A wider context for these threats to reproductive health and rights, is the strong pronatalist ideology within the Trump support camp. Trump has said that he wants to see a “new baby boom”. Elon Musk has said that falling fertility is “the biggest danger that civilization faces”. From a reproductive justice perspective, here we have to point out that this pronatalism is selective, placing greater value on the reproduction of affluent white citizens than migrants or disadvantaged Americans; and how insufficient and fragmentary the existing welfare support is for families across the US, whilst the child protection system places poor and racialised families under invasive surveillance.

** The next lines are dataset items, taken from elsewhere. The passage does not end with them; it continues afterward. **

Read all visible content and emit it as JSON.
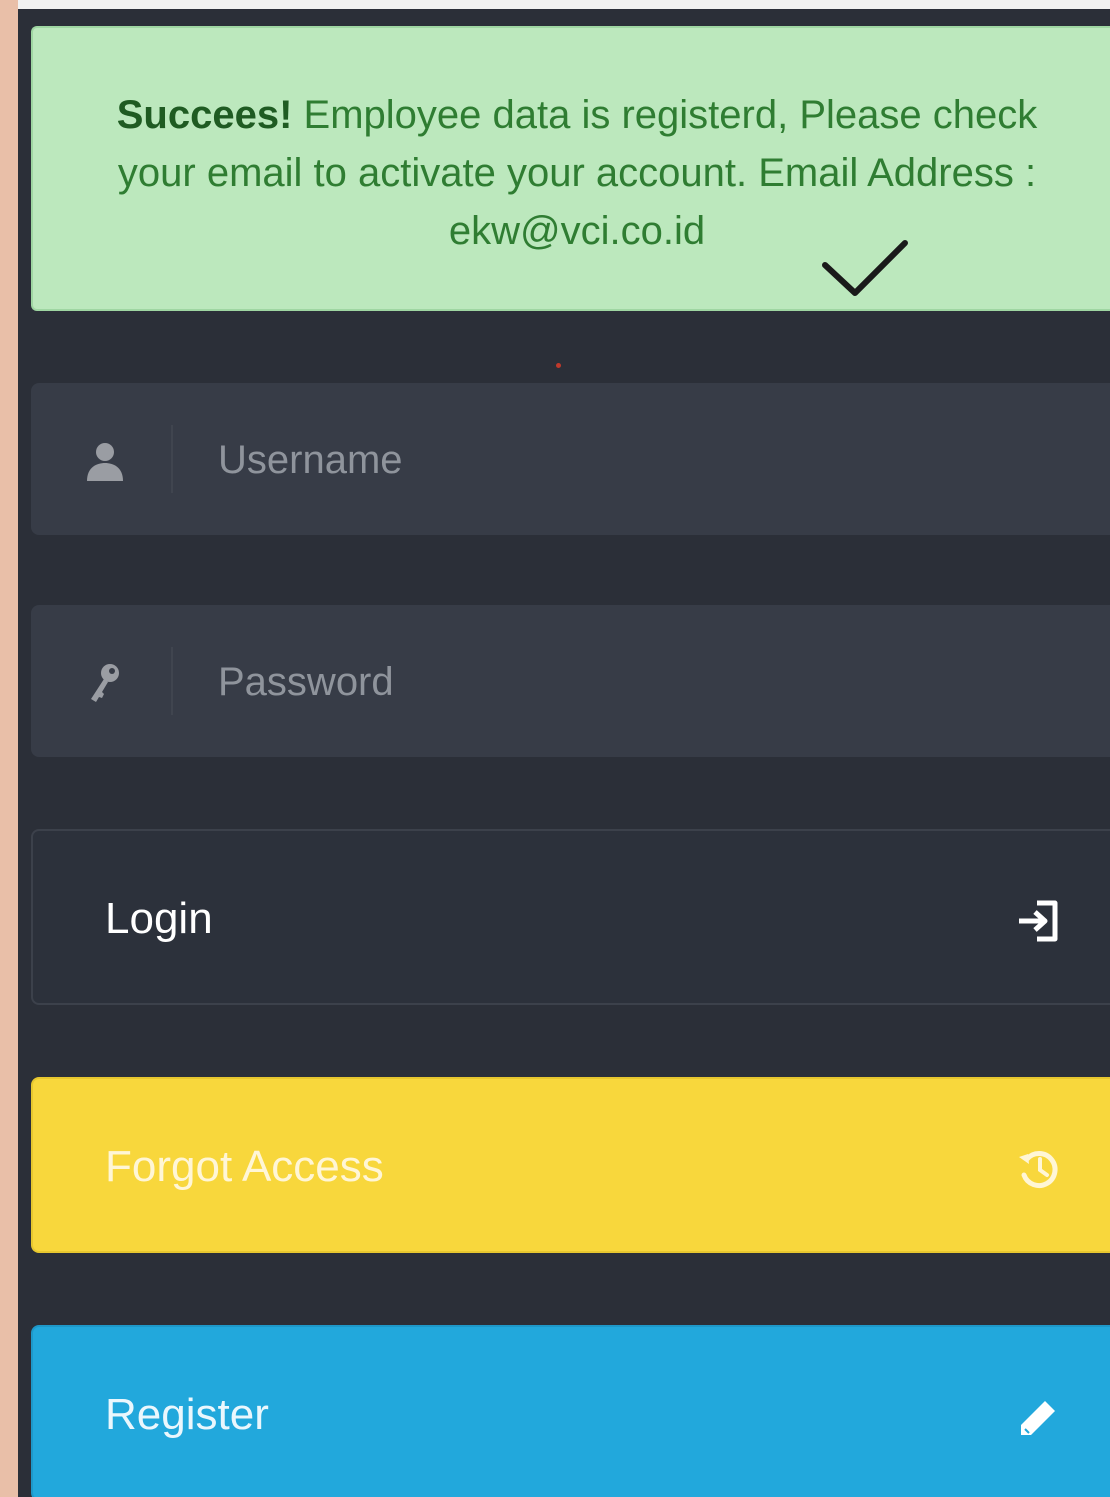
{
  "alert": {
    "strong": "Succees!",
    "message": " Employee data is registerd, Please check your email to activate your account. Email Address :",
    "email": "ekw@vci.co.id",
    "bg_color": "#bce8bd",
    "text_color": "#2f7d32"
  },
  "form": {
    "username": {
      "placeholder": "Username",
      "icon": "user-icon"
    },
    "password": {
      "placeholder": "Password",
      "icon": "key-icon"
    }
  },
  "buttons": {
    "login": {
      "label": "Login",
      "icon": "sign-in-icon",
      "color": "#2c313b"
    },
    "forgot": {
      "label": "Forgot Access",
      "icon": "history-icon",
      "color": "#f8d73c"
    },
    "register": {
      "label": "Register",
      "icon": "pencil-icon",
      "color": "#22a8dc"
    }
  }
}
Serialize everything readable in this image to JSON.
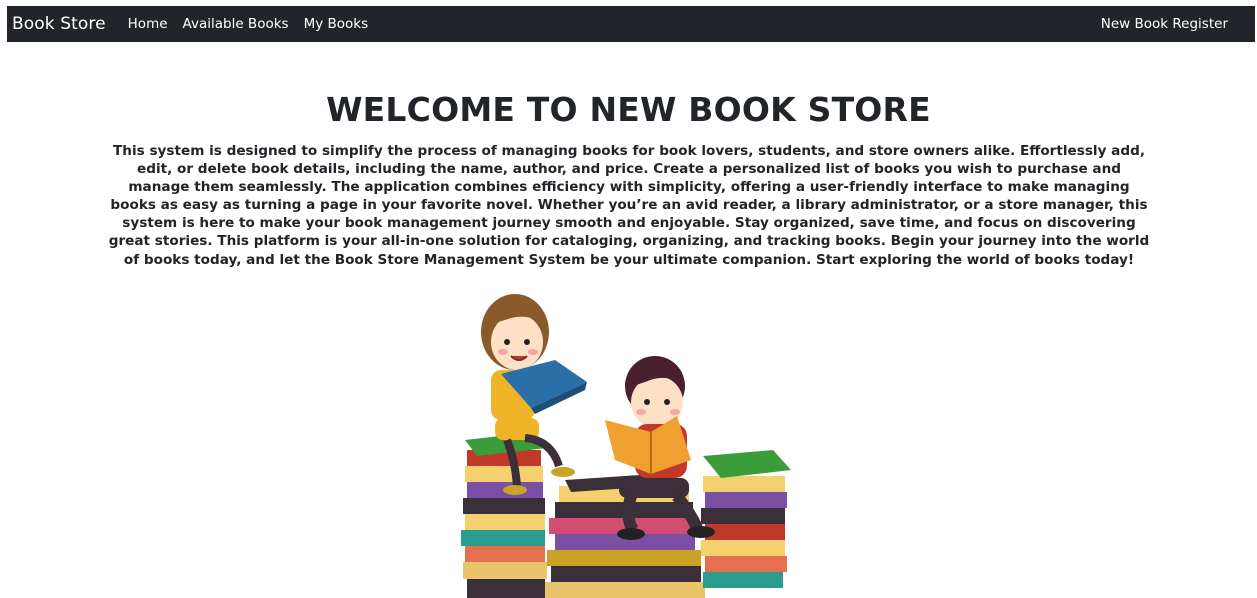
{
  "navbar": {
    "brand": "Book Store",
    "links": [
      "Home",
      "Available Books",
      "My Books"
    ],
    "right_link": "New Book Register",
    "bg_color": "#212529"
  },
  "hero": {
    "title": "WELCOME TO NEW BOOK STORE",
    "description": "This system is designed to simplify the process of managing books for book lovers, students, and store owners alike. Effortlessly add, edit, or delete book details, including the name, author, and price. Create a personalized list of books you wish to purchase and manage them seamlessly. The application combines efficiency with simplicity, offering a user-friendly interface to make managing books as easy as turning a page in your favorite novel. Whether you’re an avid reader, a library administrator, or a store manager, this system is here to make your book management journey smooth and enjoyable. Stay organized, save time, and focus on discovering great stories. This platform is your all-in-one solution for cataloging, organizing, and tracking books. Begin your journey into the world of books today, and let the Book Store Management System be your ultimate companion. Start exploring the world of books today!"
  },
  "illustration": {
    "icon": "kids-reading-books-illustration"
  }
}
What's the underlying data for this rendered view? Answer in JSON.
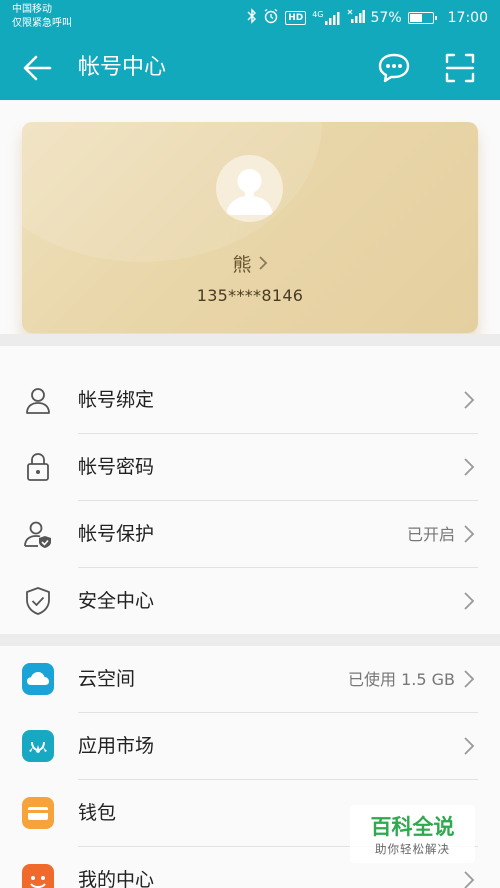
{
  "status_bar": {
    "carrier": "中国移动",
    "emergency": "仅限紧急呼叫",
    "hd": "HD",
    "network": "4G",
    "battery_percent": "57%",
    "battery_level": 57,
    "time": "17:00"
  },
  "app_bar": {
    "title": "帐号中心",
    "icons": [
      "back-arrow-icon",
      "chat-icon",
      "scan-icon"
    ]
  },
  "profile": {
    "name": "熊",
    "phone": "135****8146"
  },
  "security_section": [
    {
      "label": "帐号绑定",
      "value": "",
      "icon": "person-icon"
    },
    {
      "label": "帐号密码",
      "value": "",
      "icon": "lock-icon"
    },
    {
      "label": "帐号保护",
      "value": "已开启",
      "icon": "person-shield-icon"
    },
    {
      "label": "安全中心",
      "value": "",
      "icon": "shield-check-icon"
    }
  ],
  "services_section": [
    {
      "label": "云空间",
      "value": "已使用 1.5 GB",
      "icon": "cloud-icon",
      "color": "#1aa3d6"
    },
    {
      "label": "应用市场",
      "value": "",
      "icon": "huawei-appgallery-icon",
      "color": "#19a8c2"
    },
    {
      "label": "钱包",
      "value": "",
      "icon": "wallet-icon",
      "color": "#f5a33a"
    },
    {
      "label": "我的中心",
      "value": "",
      "icon": "my-center-icon",
      "color": "#f06a2b"
    }
  ],
  "watermark": {
    "title": "百科全说",
    "subtitle": "助你轻松解决"
  },
  "colors": {
    "accent": "#12a9bd",
    "card_gold": "#e9d6a9"
  }
}
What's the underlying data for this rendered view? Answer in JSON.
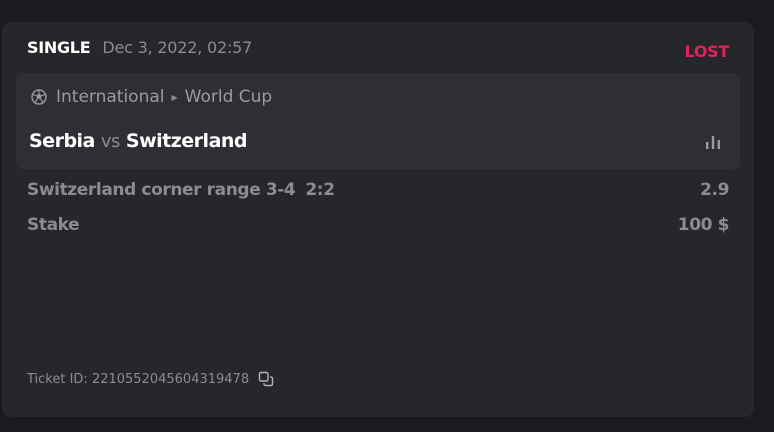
{
  "ticket": {
    "bet_type": "SINGLE",
    "date": "Dec 3, 2022, 02:57",
    "status": "LOST",
    "status_color": "#e5215d",
    "event": {
      "sport_icon": "soccer-ball-icon",
      "category": "International",
      "tournament": "World Cup",
      "home_team": "Serbia",
      "vs": "vs",
      "away_team": "Switzerland",
      "stats_icon": "bar-chart-icon"
    },
    "selection": {
      "market": "Switzerland corner range 3-4",
      "score": "2:2",
      "odds": "2.9"
    },
    "stake": {
      "label": "Stake",
      "value": "100 $"
    },
    "ticket_id_label": "Ticket ID: 2210552045604319478",
    "copy_icon": "copy-icon"
  }
}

Kaveri: There’s a scholar, Professor Laura Briggs who argues that all politics has become reproductive politics. If we follow that line of reasoning, Nason, what other policy changes do you think the new administration will make, that will ultimately impact on reproductive health and rights?
Nason: Well, although health policy wasn’t a big feature of the debates in the run-up to the election, thinking about the issues that did feature – climate change, immigration, government efficiency and deregulation – these all could have major impacts on social inequalities in the US. Such inequalities are already deep and etched along racial lines, reflected in everything from healthcare access, to employment, household income, wealth and housing insecurity. These ultimately drive the unequal patterns of health outcomes in the US, like all-cause mortality and life expectancy, as Emily mentioned, and maternal mortality. But as Laura Briggs argues, these increases in social inequality – whilst social safety nets get cut – will amplify the tensions, stressors and unmet needs that accompany the manufactured crises of gender and sexuality that Trump has profited from.
Dr Laura Sochas is a Chancellor's Fellow and Leverhulme Early Career Research Fellow whose research takes a critical feminist, reproductive justice stance on how power, institutions, and social policies affect health and reproductive inequalities. Dr Emily Adrion is a Senior Lecturer in Global Health Policy, and researches health systems. Dr Nason Maani is a Lecturer in Inequalities and Global Health Policy, and works on the structural and commercial determinants of health.